Indebtedness is one of the main factors that lead to social conflict and 
is a consequence of expected social conflict. Another important 
contributor to conflict is capital flight. The rich South Africans, 
having sold their minerals abroad, keep some of their money abroad. Vast 
amounts of the money paid by foreigners for South Africa's exports are 
not returned to the country, but kept outside the country illegally. In 
a conflict-prone land such as ours the rich keep vast amounts of money 
outside the country to ensure not all their wealth goes down with the 
sinking ship.

Capital flight, like indebtedness, fuels social conflict because funds 
that should be invested in the country to create employment are kept 
abroad, thereby contributing to creating greater unemployment at home.

Those who doubt the extent of conflict in South Africa need look no 
further than the ANC government's preparations. The government is taking 
active measures preparing to crack down on those who choose to express 
discontent with the status quo. These include:

  * The militarisation of the police;
  * Preparations to suppress freedom of the mass media;
  * Manipulation of judicial processes and personnel;
  * Purges of party members who propose alternative policies;
  * Refusal to introduce a constituency-based electoral system to
    complement proportional representation; and
  * Strengthening of the powers of chiefs over the rural population.

There are of course solutions to South Africa's economic and social 
problems. Repression is not one of them - we have been there with the 
National Party - and neither are capital flight and emigration.

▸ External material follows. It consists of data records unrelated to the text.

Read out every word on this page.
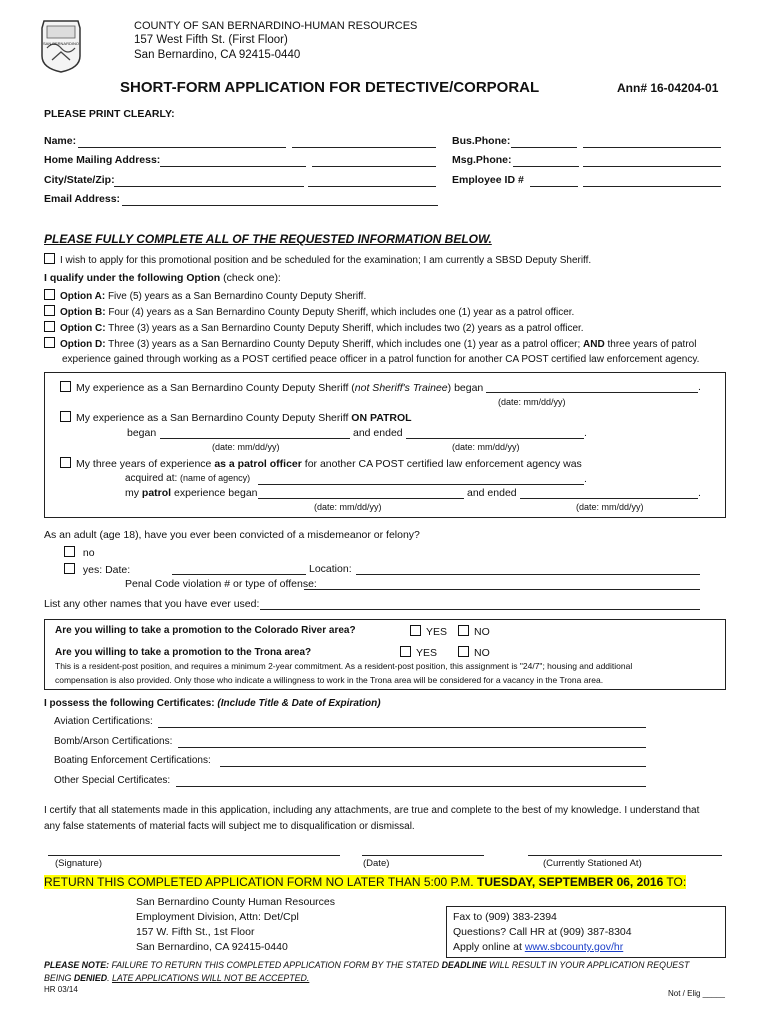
SAN BERNARDINO
COUNTY OF SAN BERNARDINO-HUMAN RESOURCES
157 West Fifth St. (First Floor)
San Bernardino, CA 92415-0440
SHORT-FORM APPLICATION FOR DETECTIVE/CORPORAL	Ann# 16-04204-01
PLEASE PRINT CLEARLY:
Name:
Home Mailing Address:
City/State/Zip:
Email Address:
Bus.Phone:
Msg.Phone:
Employee ID #
PLEASE FULLY COMPLETE ALL OF THE REQUESTED INFORMATION BELOW.
I wish to apply for this promotional position and be scheduled for the examination; I am currently a SBSD Deputy Sheriff.
I qualify under the following Option (check one):
Option A: Five (5) years as a San Bernardino County Deputy Sheriff.
Option B: Four (4) years as a San Bernardino County Deputy Sheriff, which includes one (1) year as a patrol officer.
Option C: Three (3) years as a San Bernardino County Deputy Sheriff, which includes two (2) years as a patrol officer.
Option D: Three (3) years as a San Bernardino County Deputy Sheriff, which includes one (1) year as a patrol officer; AND three years of patrol
experience gained through working as a POST certified peace officer in a patrol function for another CA POST certified law enforcement agency.
My experience as a San Bernardino County Deputy Sheriff (not Sheriff's Trainee) began	.
(date: mm/dd/yy)
My experience as a San Bernardino County Deputy Sheriff ON PATROL
began	and ended	.
(date: mm/dd/yy)	(date: mm/dd/yy)
My three years of experience as a patrol officer for another CA POST certified law enforcement agency was
acquired at: (name of agency)	.
my patrol experience began	and ended	.
(date: mm/dd/yy)	(date: mm/dd/yy)
As an adult (age 18), have you ever been convicted of a misdemeanor or felony?
no
yes: Date:	Location:
Penal Code violation # or type of offense:
List any other names that you have ever used:
Are you willing to take a promotion to the Colorado River area?	YES	NO
Are you willing to take a promotion to the Trona area?	YES	NO
This is a resident-post position, and requires a minimum 2-year commitment. As a resident-post position, this assignment is "24/7"; housing and additional
compensation is also provided. Only those who indicate a willingness to work in the Trona area will be considered for a vacancy in the Trona area.
I possess the following Certificates: (Include Title & Date of Expiration)
Aviation Certifications:
Bomb/Arson Certifications:
Boating Enforcement Certifications:
Other Special Certificates:
I certify that all statements made in this application, including any attachments, are true and complete to the best of my knowledge. I understand that
any false statements of material facts will subject me to disqualification or dismissal.
(Signature)	(Date)	(Currently Stationed At)
RETURN THIS COMPLETED APPLICATION FORM NO LATER THAN 5:00 P.M. TUESDAY, SEPTEMBER 06, 2016 TO:
San Bernardino County Human Resources
Employment Division, Attn: Det/Cpl
157 W. Fifth St., 1st Floor
San Bernardino, CA 92415-0440
Fax to (909) 383-2394
Questions? Call HR at (909) 387-8304
Apply online at www.sbcounty.gov/hr
PLEASE NOTE: FAILURE TO RETURN THIS COMPLETED APPLICATION FORM BY THE STATED DEADLINE WILL RESULT IN YOUR APPLICATION REQUEST
BEING DENIED. LATE APPLICATIONS WILL NOT BE ACCEPTED.
HR 03/14	Not / Elig _____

South Africa is at the *middle stages of its industrial revolution*, 
which was started by the British during the last quarter of the 19th 
century with the beginning of the mining industry. The progress of South 
Africa's industrial revolution was sabotaged by white workers and by 
Afrikaner nationalists who opposed skills development among black 
workers so as not to have to face competition in the labour market from 
them.

*South Africa's industrial revolution, unlike that of the Asian Tigers, 
therefore got stuck midstream in the 1970s due to lack of skilled labour 
and political instability. The primary challenge is to remove the 
obstacles placed in the path of economic development by white workers 
and Afrikaner nationalists.*

In 1994 a new school of developmental saboteurs, the African 
nationalists, took control of the state and proceeded to add more 
obstacles to South Africa's industrialisation. One the first actions of 
the new rulers was to collude with the super-rich to sell South Africa's 
leading companies - Anglo American Corporation, Old Mutual, SA Breweries 
and Dimension Data - to the British.

Secondly, notwithstanding the room afforded by the General Agreement on 
Tariffs & Trade (the World Trade Organisation's predecessor) to delay 
removal of industrial protection, the new rulers proceeded to dismantle 
tariffs and subsidies with a predictable outcome - deindustrialisation 
and job losses.

Thirdly, and probably most importantly, the new black political elite 
continues to mismanage the education of the black masses.

Lastly, the new rulers entrenched the economy as consumption-driven 
rather than investment-driven.

For South Africa to create jobs we need to provide incentives to private 
sector managers and entrepreneurs to invest in new enterprises; to 
expand existing companies and to develop new products and processes. The 
labour force needs to be motivated to embrace productivity growth and a 
strong work ethic. This requires strong measures to combat inequality, 
not by bringing more people into social welfare programmes but by 
raising the education level of all South Africans.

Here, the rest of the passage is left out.